Nel 2007 è uscito all’estero un nuovo titolo che dà il via a una nuova tetralogia, First Among Sequel e nel 2011 è previsto il sequel One of our Thursdays is missing. Noi siamo rimasti un po’ indietro. Le ragioni che stanno alla base di questo ritardo sono state spiegate dalla stessa casa editrice di Milano, che facendo quattro conti in tasca, si è resa conto che le spese di pubblicazione (acquisto dei diritti, costi delle traduzioni) superano abbondantemente quelle dei ricavi dalle vendite, non essendoci in Italia rispetto a molti altri paesi, un gruppo di aficionados abbastanza nutrito e fedele da permettere dei guadagni a chi pubblica. Pare infatti che solo Il caso Jane Eyre abbia riscosso un certo successo qui da noi, mentre i successivi volumi hanno visto una caduta progressiva nei numeri e nonostante questo Marcos y Marcos si è comunque impegnata a portare nelle nostre case l’intera serie. Bravi.

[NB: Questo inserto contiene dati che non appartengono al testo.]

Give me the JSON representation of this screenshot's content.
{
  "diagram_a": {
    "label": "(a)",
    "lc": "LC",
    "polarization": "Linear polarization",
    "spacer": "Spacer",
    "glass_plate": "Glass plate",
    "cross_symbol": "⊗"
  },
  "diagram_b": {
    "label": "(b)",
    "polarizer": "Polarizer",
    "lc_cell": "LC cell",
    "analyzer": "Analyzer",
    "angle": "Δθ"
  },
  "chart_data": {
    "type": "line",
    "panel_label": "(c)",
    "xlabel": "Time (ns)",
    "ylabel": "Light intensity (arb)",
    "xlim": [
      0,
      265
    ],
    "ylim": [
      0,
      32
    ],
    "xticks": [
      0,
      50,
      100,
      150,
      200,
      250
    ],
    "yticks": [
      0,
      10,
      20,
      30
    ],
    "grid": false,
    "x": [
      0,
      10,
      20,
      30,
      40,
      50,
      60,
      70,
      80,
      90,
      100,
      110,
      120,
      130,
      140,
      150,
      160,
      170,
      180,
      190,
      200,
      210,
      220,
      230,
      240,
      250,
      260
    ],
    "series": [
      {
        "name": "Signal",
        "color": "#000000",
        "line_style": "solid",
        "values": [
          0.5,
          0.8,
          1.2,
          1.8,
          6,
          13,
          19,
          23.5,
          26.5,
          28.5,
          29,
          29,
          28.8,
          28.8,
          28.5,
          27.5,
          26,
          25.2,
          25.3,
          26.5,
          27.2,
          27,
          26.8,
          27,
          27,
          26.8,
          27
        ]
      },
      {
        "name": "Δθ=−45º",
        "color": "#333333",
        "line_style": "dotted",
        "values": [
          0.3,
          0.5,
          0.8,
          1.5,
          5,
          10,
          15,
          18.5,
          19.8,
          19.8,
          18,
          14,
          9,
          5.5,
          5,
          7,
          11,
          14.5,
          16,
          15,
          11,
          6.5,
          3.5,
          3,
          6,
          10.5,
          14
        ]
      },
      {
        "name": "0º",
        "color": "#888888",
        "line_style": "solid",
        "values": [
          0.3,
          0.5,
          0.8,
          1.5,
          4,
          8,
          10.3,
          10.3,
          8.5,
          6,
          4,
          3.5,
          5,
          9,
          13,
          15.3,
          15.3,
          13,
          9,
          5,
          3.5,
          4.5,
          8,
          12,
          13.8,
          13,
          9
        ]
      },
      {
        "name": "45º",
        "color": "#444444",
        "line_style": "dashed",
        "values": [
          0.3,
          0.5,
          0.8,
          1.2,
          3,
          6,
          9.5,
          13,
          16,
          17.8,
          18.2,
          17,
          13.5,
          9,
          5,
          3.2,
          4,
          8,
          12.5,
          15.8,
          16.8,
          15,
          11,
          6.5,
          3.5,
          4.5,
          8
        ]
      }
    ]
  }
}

L’iniziativa, nella sua sostanza, prende vita per contare  quelli che sono i potenziali acquirenti di eventuali nuove traduzioni (una sorta di prenotazione, diciamo), lettori che vogliano continuare a viaggiare con le vicende libresche di questo mondo che è al tempo stesso avventura, thriller, fantastico. Ad oggi la cifra di chi ha messo per iscritto la sua presenza è decisamente risibile (145) rispetto alla tacca minima da raggiungere per stimolare gli intenti di Marcos y Marcos; ma se finalmente si inizia a fare pubblicità all’autore inglese e alle sue straordinarie storie anche presso un pubblico più vasto, forse qualche possibilità (come ha fatto intendere anche la Marcos y Marcos, senza fare promesse si intende) di continuare a leggerlo c'è.